I don't get how you go from being someone's best friend for a year and a half and going from spending the majority of your time with or talking to that person to we're done. I mean, I get what happened - but I didn't think that would be the end result. It was never any question that I was in love with him so of course telling me that he likes some girl who is moving across the country to be with him isn't going to get an overjoyed reaction. I explained he had just broken my heart and that while it's great news for him, it is not quite the same good news for me and that I needed some space. I thought that was the mature thing to do - ask for space instead of lashing out. Apparently, I was wrong. Generally when I think I'm doing the right thing it turns out I'm wrong. I am not sure, aside from being overjoyed which I was not capable of, what the right thing to do was. I guess I took too much space though because when I was ready to calmly address it, he was gone and done with me.
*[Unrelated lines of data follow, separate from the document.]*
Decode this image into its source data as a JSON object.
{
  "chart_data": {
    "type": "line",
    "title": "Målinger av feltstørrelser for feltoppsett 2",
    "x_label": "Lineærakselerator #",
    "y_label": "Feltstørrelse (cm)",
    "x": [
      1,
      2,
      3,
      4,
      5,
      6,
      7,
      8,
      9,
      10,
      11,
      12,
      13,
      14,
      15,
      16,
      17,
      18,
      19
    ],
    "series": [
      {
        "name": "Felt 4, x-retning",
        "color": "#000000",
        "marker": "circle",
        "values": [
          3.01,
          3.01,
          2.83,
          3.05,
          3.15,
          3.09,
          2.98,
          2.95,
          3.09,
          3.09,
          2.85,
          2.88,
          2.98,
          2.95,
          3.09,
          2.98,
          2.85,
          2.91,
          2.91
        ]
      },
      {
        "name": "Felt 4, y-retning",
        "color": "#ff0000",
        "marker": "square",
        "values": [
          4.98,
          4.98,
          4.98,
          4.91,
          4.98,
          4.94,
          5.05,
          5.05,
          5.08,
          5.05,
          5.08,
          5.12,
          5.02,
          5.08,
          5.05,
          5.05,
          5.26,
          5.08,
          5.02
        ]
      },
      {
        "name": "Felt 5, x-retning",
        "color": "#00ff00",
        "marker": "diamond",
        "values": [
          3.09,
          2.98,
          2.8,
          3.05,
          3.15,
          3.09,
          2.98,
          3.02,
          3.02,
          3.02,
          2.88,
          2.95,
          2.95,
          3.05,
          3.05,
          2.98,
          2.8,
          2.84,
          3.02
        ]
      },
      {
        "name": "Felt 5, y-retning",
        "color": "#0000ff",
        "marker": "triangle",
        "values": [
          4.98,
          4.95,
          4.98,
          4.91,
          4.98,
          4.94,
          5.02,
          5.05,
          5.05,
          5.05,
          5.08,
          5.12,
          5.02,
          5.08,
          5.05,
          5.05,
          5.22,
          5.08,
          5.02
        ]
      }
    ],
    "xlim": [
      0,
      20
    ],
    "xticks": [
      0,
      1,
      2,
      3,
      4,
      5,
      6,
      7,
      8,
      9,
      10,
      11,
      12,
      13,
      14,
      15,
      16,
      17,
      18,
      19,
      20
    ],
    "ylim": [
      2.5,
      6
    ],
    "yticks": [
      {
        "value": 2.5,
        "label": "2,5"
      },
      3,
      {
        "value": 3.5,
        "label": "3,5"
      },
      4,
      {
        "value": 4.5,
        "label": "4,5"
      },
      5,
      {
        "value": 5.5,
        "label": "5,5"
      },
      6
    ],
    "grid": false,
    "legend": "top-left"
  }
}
No apologies seem capable of bringing my best friend back to me. Nothing I do seems to fix anything. He has his new girlfriend and no longer sees a need for me. Funny how when he was by himself down there and so lonely that he had room in his life for me. Funny how he had asked me to move down there and I wasn't able to. Now he's not lonely and so why would he talk to me? Except it's really not that funny. I'm still stuck here. Adjusting to him moving away was hard enough. Now I have to adjust to him shunning me. It's a hard thing to adjust to. BTW, if you bring this up to my face or on the phone, I will probably walk away or lash out at you so I wouldn't suggest it.
In other news, I'm headed on a date tonight with a guy who is already overly clingy. He's got our next 30 years planned out and has assured me he won't have a run in with the garbage disposal since I said I don't really like missing fingers. What happened to taking things slow? I explained I don't like talking on the phone (partially true, there are a few exceptions) so his solution is that we'll just have to hang out that much more. *sigh* I think tonight will only encourage him.